In May of 1989 the State sent a settlement letter to the appellant to which no response was received. Another letter was sent in June 1989. The State moved for summary judgment of paternity on September 11, 1989, but appellant moved for a continuance until October. On October 19, 1989, appellant moved for another continuance. Although the State objected, claiming delaying tactics, a continuance was granted until November 6, 1989. At that time, the motion for summary judgment was denied by the court.

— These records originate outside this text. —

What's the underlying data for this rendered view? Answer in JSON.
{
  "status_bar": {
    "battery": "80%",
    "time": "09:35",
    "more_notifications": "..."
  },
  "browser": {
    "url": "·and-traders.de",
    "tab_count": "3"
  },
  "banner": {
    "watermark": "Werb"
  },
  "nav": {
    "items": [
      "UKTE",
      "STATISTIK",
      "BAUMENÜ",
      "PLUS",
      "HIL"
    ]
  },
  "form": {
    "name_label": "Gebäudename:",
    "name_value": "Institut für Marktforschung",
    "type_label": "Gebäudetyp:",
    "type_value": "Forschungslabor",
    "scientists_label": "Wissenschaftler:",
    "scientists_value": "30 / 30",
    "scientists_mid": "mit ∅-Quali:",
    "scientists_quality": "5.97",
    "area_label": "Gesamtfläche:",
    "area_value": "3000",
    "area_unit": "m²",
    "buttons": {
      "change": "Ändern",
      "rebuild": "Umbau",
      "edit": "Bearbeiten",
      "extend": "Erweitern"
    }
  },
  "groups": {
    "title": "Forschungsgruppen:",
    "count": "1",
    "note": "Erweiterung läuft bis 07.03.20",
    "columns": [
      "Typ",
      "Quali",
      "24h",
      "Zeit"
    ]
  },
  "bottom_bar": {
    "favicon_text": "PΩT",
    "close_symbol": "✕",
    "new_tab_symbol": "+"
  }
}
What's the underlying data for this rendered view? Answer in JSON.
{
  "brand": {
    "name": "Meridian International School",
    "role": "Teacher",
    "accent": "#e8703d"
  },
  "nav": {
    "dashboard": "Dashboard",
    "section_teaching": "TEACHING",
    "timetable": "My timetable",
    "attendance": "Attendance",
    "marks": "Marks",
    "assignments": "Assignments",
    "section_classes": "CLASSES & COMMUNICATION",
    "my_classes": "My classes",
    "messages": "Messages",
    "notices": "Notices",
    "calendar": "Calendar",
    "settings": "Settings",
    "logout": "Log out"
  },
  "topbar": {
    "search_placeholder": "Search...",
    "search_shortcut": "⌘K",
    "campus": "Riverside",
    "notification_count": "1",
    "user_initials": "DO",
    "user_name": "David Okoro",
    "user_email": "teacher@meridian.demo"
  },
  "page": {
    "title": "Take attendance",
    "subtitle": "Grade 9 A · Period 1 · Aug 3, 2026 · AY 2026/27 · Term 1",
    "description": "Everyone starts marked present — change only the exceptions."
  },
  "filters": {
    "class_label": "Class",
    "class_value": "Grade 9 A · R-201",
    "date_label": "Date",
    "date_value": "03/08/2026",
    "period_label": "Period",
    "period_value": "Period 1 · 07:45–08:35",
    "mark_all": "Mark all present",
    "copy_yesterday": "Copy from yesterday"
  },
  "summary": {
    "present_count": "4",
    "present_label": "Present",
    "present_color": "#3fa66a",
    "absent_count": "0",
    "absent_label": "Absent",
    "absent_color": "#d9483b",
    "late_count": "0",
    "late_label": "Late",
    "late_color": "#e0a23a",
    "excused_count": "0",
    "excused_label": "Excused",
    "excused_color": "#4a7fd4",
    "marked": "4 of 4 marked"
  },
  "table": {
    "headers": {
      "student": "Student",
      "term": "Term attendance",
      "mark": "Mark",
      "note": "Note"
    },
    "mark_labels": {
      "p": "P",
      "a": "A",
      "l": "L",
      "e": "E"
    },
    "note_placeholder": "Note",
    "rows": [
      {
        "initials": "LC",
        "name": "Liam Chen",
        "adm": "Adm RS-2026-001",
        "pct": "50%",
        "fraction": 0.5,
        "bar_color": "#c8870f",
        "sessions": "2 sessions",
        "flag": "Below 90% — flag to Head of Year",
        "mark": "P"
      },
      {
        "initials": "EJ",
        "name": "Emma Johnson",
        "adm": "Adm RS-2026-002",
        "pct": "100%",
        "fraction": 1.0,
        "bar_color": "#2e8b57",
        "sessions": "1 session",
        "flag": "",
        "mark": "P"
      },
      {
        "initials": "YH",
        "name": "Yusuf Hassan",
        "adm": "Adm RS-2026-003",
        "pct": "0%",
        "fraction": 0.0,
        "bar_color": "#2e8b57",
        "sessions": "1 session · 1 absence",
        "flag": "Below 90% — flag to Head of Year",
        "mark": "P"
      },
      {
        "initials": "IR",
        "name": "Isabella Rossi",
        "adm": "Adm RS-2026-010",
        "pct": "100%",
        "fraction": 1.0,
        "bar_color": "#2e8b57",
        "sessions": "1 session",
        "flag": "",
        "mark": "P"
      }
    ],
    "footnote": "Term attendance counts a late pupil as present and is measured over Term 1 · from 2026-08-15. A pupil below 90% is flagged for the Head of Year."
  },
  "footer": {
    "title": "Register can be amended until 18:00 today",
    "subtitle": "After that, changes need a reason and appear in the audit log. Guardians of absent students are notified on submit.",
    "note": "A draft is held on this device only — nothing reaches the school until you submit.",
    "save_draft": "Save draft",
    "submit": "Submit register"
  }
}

Because of what the State considered delaying tactics, it twice moved, in November 1989 and January 1990, to compel answers to interrogatories that had been served in October. Following the second motion to compel a court order was entered granting this relief, and answers were served by February 15, 1990. Contending that these answers were not complete, the State brought another motion to compel. A commissioner of the court held that the answers were not full and complete and reserved the State's request for terms for determination by the trial court.

At the State's request, the court ordered a bifurcation of the proceedings. The paternity issue was tried on March 22, 1990. After the trial, the court entered findings, conclusions, and an order determining John Weston to be TAW's father. The trial for the issues of child support and a parenting plan was scheduled for July 25, 1990. Following the paternity determination the State sought and obtained an order *143 that appellant pay $862 per month for temporary child support.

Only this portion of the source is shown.